Скорее всего, это я  уронил статуэтку, случайно задев во сне рукой. В ту же ночь мне приснилось странное животное, похожее на лисицу. Всё длинное его извилистое тело было покрыто густым золотым мехом, длинная шея заходила под туловище, желая в игре завязаться узлом, узкая мордочка выглядывала из-под живота или из-под пушистого хвоста, шевелила кошачьими усами и длинными, похожими на заячьи, ушами. Этот пушной зверек всё время извивался, сворачивался в спирали, сжимался в пушистые комки и пищал от удовольствия, наслаждаясь своей гибкостью.

Я протянул к нему руку. Он взвизгнул, подпрыгнул и мгновенно обвил моё предплечье теплой живой меховой манжетой. Потом размотался, сверкнул глазами, встал на задние лапы и преподнес мне чашу, перо и весы; он держал эти предметы в трёх передних лапах, напоминающих руки енота.

Этот зверек вскоре исчез, растворился в тумане сновидения, но оставил после себя карту. То, что значилось на карте, маршруты, знаки и линии, я хорошо запомнил в мельчайших подробностях. Карта отпечаталась в моей памяти тусклым золотым свечением. В центре неё горел рубиновый крест – туда мне и следовало по всей логике сновидения идти, о чем говорила и большая невидимая стрелка. Там, окруженная сквером, стояла церковь, а за нею под раскидистым кленом – крест, вытесанный из розового гранита. По обе стороны креста горело два светильника на чугунных ножках.

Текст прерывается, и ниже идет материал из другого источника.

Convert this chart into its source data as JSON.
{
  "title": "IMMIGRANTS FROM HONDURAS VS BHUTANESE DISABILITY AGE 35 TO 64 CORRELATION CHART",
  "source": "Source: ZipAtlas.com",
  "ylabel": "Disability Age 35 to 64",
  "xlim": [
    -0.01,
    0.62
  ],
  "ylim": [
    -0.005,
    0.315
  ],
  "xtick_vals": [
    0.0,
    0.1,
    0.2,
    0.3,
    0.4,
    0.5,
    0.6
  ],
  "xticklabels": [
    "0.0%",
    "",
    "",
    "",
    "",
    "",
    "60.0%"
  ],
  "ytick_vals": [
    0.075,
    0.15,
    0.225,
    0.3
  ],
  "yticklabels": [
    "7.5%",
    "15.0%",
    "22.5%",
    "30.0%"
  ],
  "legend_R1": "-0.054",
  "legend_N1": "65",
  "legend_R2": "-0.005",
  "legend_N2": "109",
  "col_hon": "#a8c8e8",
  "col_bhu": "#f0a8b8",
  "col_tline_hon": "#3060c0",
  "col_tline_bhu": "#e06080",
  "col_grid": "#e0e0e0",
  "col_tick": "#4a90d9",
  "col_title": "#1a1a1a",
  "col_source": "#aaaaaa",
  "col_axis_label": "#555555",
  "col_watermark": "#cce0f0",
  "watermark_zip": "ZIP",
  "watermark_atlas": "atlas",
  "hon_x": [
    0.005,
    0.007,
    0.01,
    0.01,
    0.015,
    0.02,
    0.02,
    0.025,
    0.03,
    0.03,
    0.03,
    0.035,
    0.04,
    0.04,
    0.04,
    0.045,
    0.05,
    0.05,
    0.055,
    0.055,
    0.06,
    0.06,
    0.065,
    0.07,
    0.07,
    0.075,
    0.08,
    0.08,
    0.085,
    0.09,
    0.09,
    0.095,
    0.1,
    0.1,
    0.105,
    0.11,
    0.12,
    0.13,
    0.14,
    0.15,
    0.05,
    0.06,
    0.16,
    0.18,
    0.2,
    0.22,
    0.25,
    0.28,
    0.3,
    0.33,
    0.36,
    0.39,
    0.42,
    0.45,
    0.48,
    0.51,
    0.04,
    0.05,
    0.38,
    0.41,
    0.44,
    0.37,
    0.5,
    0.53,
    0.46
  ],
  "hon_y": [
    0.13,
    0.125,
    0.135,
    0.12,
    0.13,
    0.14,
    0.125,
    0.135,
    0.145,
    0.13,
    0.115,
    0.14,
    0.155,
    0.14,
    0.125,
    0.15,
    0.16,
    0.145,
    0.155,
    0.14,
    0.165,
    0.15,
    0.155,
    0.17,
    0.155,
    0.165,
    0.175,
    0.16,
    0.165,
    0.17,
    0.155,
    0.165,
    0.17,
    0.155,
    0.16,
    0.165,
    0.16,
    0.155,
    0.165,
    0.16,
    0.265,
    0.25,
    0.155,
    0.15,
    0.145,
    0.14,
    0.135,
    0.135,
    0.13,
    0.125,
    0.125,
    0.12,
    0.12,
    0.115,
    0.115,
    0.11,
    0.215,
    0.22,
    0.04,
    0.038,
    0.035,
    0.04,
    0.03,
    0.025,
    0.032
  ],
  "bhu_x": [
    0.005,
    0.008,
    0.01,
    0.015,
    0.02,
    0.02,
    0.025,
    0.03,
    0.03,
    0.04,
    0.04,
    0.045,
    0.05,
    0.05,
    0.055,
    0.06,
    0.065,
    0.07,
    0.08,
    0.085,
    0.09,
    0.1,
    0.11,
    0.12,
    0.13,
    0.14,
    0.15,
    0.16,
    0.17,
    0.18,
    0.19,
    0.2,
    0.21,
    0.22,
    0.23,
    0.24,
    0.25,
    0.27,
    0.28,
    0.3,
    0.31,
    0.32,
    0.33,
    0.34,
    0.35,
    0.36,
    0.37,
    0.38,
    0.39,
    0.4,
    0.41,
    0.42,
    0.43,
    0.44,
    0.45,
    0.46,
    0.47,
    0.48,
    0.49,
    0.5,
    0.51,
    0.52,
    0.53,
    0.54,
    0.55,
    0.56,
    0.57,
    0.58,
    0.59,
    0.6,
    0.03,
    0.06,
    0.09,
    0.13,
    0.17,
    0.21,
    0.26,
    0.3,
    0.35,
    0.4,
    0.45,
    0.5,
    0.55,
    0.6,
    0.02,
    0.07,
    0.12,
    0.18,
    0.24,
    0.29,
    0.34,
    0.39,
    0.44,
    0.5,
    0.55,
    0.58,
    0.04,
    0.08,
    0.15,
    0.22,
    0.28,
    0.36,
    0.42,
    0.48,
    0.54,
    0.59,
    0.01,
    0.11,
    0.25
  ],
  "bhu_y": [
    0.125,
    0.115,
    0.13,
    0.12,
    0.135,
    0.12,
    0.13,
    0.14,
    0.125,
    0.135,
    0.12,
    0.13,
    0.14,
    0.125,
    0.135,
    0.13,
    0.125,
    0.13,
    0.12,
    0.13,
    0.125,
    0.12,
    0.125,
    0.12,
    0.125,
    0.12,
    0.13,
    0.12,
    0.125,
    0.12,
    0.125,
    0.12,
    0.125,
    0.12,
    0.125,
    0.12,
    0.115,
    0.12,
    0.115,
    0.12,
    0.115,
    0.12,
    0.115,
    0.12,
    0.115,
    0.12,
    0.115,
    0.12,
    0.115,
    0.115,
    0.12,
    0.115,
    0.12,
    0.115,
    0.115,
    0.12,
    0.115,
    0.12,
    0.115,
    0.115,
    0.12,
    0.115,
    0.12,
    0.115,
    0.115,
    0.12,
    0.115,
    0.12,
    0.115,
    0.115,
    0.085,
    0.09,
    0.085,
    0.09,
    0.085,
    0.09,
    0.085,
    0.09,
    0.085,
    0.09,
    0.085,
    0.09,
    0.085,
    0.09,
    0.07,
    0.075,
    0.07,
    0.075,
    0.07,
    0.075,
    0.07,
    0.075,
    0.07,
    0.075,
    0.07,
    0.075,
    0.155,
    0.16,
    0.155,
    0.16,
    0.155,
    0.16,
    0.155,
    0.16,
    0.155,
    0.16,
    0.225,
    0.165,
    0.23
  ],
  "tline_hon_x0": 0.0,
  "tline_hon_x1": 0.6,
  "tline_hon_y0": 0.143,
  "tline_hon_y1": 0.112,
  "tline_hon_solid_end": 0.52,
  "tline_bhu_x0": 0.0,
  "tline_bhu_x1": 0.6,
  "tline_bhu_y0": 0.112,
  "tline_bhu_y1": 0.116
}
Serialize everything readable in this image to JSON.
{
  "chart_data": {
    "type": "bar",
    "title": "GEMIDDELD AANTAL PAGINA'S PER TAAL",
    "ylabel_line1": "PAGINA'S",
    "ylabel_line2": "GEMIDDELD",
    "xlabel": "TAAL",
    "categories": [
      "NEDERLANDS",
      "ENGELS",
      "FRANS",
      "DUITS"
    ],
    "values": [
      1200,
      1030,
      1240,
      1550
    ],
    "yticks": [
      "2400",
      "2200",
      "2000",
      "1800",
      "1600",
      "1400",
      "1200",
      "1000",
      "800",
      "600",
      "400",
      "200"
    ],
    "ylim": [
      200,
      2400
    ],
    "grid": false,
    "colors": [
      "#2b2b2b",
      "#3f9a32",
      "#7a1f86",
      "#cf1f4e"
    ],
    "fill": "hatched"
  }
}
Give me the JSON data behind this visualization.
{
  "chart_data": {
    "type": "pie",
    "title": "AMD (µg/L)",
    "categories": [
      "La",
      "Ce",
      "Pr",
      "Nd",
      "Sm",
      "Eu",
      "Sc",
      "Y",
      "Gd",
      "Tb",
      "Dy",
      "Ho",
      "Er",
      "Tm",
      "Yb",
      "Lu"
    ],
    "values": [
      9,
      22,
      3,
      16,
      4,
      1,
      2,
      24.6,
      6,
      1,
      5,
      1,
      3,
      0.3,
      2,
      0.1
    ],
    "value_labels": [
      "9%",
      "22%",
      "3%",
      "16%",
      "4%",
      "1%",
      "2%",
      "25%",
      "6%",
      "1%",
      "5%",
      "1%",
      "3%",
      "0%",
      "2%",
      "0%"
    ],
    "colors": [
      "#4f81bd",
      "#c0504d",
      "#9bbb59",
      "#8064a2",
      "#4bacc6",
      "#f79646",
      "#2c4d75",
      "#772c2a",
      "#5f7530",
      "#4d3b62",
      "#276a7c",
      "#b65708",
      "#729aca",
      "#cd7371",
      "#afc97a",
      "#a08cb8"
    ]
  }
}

 Наступили сумерки. Сквер неудержимо погружался в тень, два светильника вспыхивали, разгорались, две косые крестообразные тени удлинялись.
Я пошел вглубь сквера и там, на круглой площадке, обнаружил картину. Небольших размеров, в рокайльной раме на невидимой подставке она как будто парила в воздухе. Сумерки сгустились окончательно, стемнело. В темноте я не мог рассмотреть, что изображено на картине; кажется, какой-то пейзаж в темных тонах, или, быть может, натюрморт, или портрет. Ясно виделось только одно пятно лунно-голубого цвета. Несмотря на это, я каким-то образом понимал: художник пытался запечатлеть в сокрытых от меня линиях образы своего мира; не этого сквера с церковью, светильниками и крестом, а совершено какого-то отдельного своего мира.

Я взглянул на небо. Звезды стремительно загорались одна за другой. Звездное небо в очерченном кронами деревьев секторе напоминало зашифрованную карту. Не ту, что отпечаталась в моем сердце, а другую – она представляла мир гораздо больший; во много раз больший, чем наши с художником миры вместе взятые.
В чаще сквера заухали совы, захлопали крыльями в сквозном через густой ветвистый сумрак полёте.

На мне было черное пальто, распахнутое, под пальто – свитер из шерсти ламы с этническим орнаментом; черные ботинки на толстой подошве. Осень.
 
Я покинул сквер, гранитный крест, его две тени, церковь, картину и сов. Извилистой тропой отправился в туманную местность, расположенную за чертой города. Долго шёл вдоль железной дороги, смакуя запах шпал и семафоров. Мой путь пересекла белая лошадь. Вслед за нею прошел черный конь. Некоторое время спустя я увидел черную козу, привязанную к веревке. Старик с посохом вышел из мглы мне навстречу, попросил прикурить.
И вот, кажется, пункт моего назначения – низкая изба. К ней вело множество тропинок.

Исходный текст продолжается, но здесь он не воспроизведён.